Martin Ducret: Diabetes is a chronic disease which manifests itself by hyperglycemia, that is to say an excess of sugar in the blood. There are two types: type 1 diabetes – which occurs in children, adolescents or young adults – is secondary to the autoimmune destruction of the cells of an organ of the digestive system, the pancreas.

It can then no longer produce a hormone essential for lowering blood sugar, insulin. Without insulin, sugar builds up and becomes toxic to the human body. Patients with type 1 diabetes have no other choice than to administer insulin several times a day, the only treatment to stay alive.

Type 2 diabetes, much more common, affects overweight or obese adults. In this case, there is no destruction of the cells of the pancreas, the disease is due to resistance of the cells of the human body to insulin, and also to less production of insulin by the pancreas. Management is then different from that of type 1 diabetes, and there are many medications to treat it, not just insulin.

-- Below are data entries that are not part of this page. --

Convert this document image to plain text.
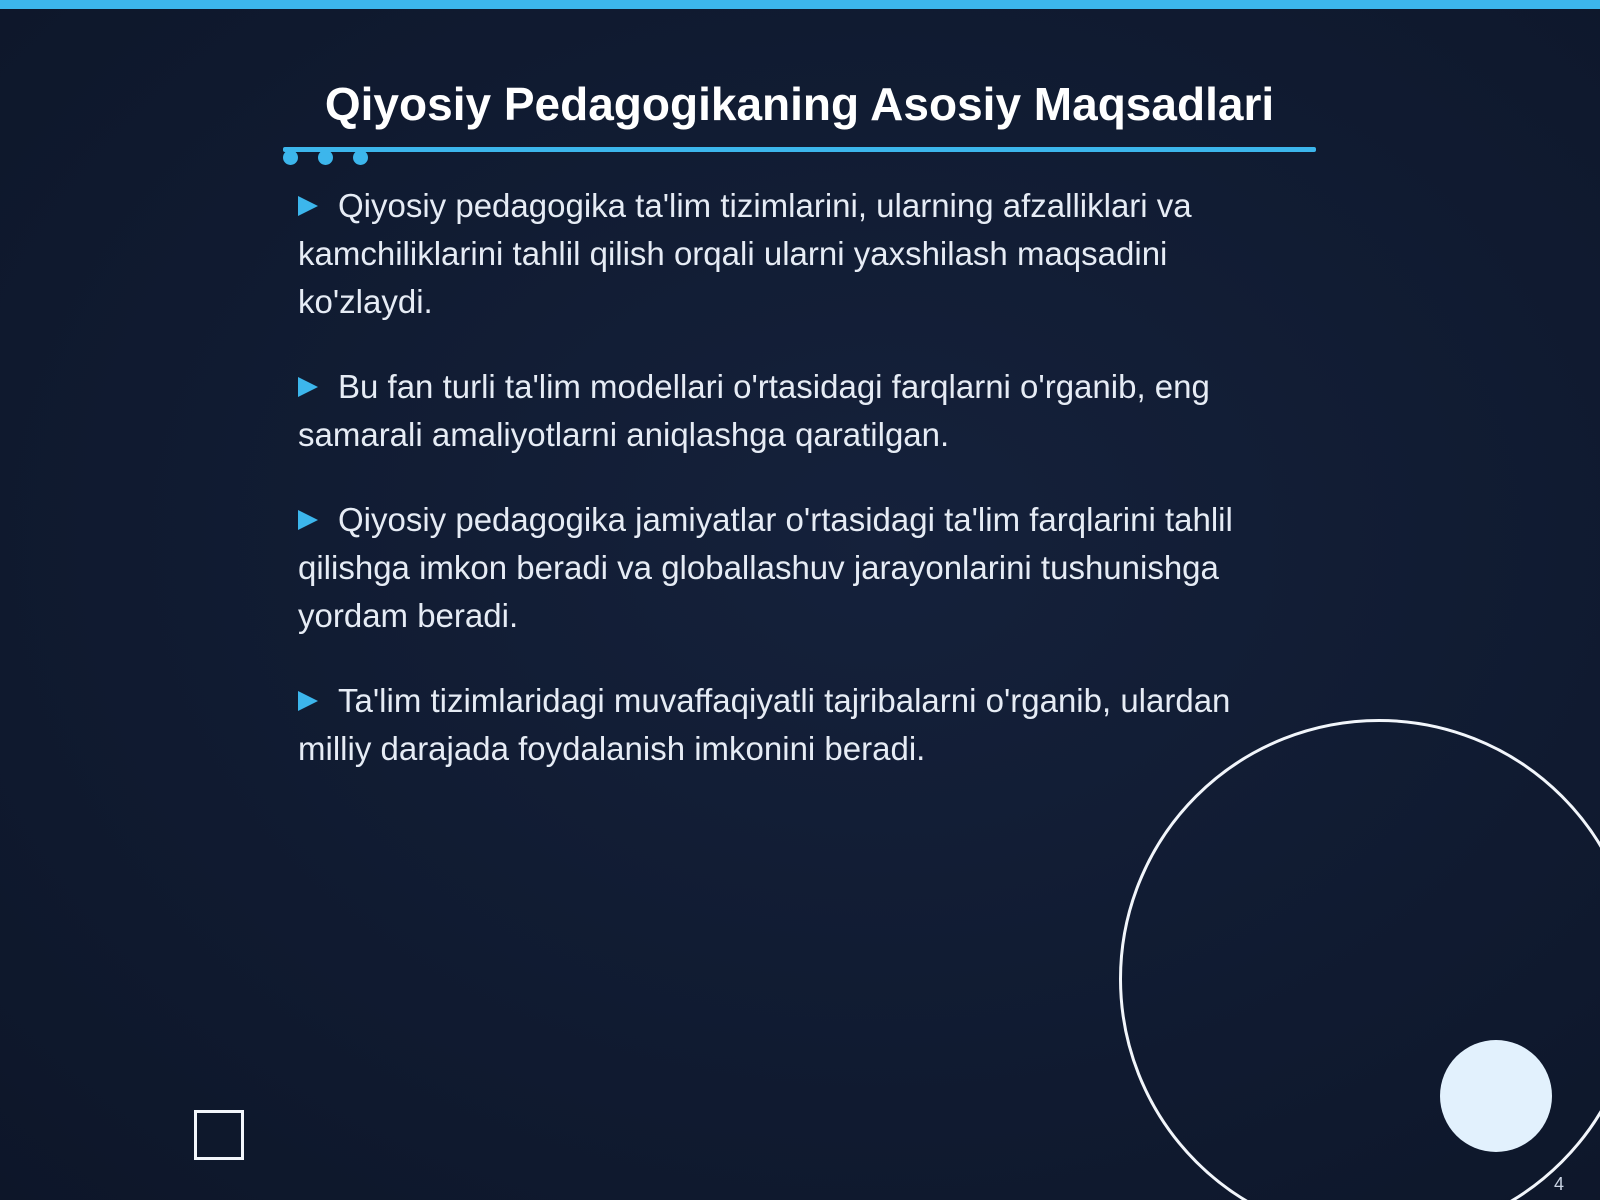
Qiyosiy Pedagogikaning Asosiy Maqsadlari
Qiyosiy pedagogika ta'lim tizimlarini, ularning afzalliklari va kamchiliklarini tahlil qilish orqali ularni yaxshilash maqsadini ko'zlaydi.
Bu fan turli ta'lim modellari o'rtasidagi farqlarni o'rganib, eng samarali amaliyotlarni aniqlashga qaratilgan.
Qiyosiy pedagogika jamiyatlar o'rtasidagi ta'lim farqlarini tahlil qilishga imkon beradi va globallashuv jarayonlarini tushunishga yordam beradi.
Ta'lim tizimlaridagi muvaffaqiyatli tajribalarni o'rganib, ulardan milliy darajada foydalanish imkonini beradi.
4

The two innovative drugs in question, which are each the subject of a recent publication in the New England Journal of Medicinetherefore concern type 1 diabetes?

Yes exactly. The first, teplizumab, is a preventive treatment that delays the onset of the disease by neutralizing T lymphocytes, the immune cells responsible for the destruction of the pancreas. “This medication concerns patients at risk of type 1 diabetes, mainly children, and would give them 2 to 3 years before the onset of the disease,” Professor Jean-François Gauthier, head of the endocrinology and diabetology department at the Lariboisière hospital in Paris, and president of the French-speaking diabetes society, explained to me.

“The second, Baricitinib, is an anti-inflammatory which slows down the destruction of cells of the pancreas. It is administered in the first days following diagnosis and helps reduce the intensity of the disease and probably the occurrence of complications, all with very few side effects.” These two drugs, not yet available on the French market, therefore strengthen the therapeutic arsenal to treat type 1 diabetes which until now only had insulin as the only treatment.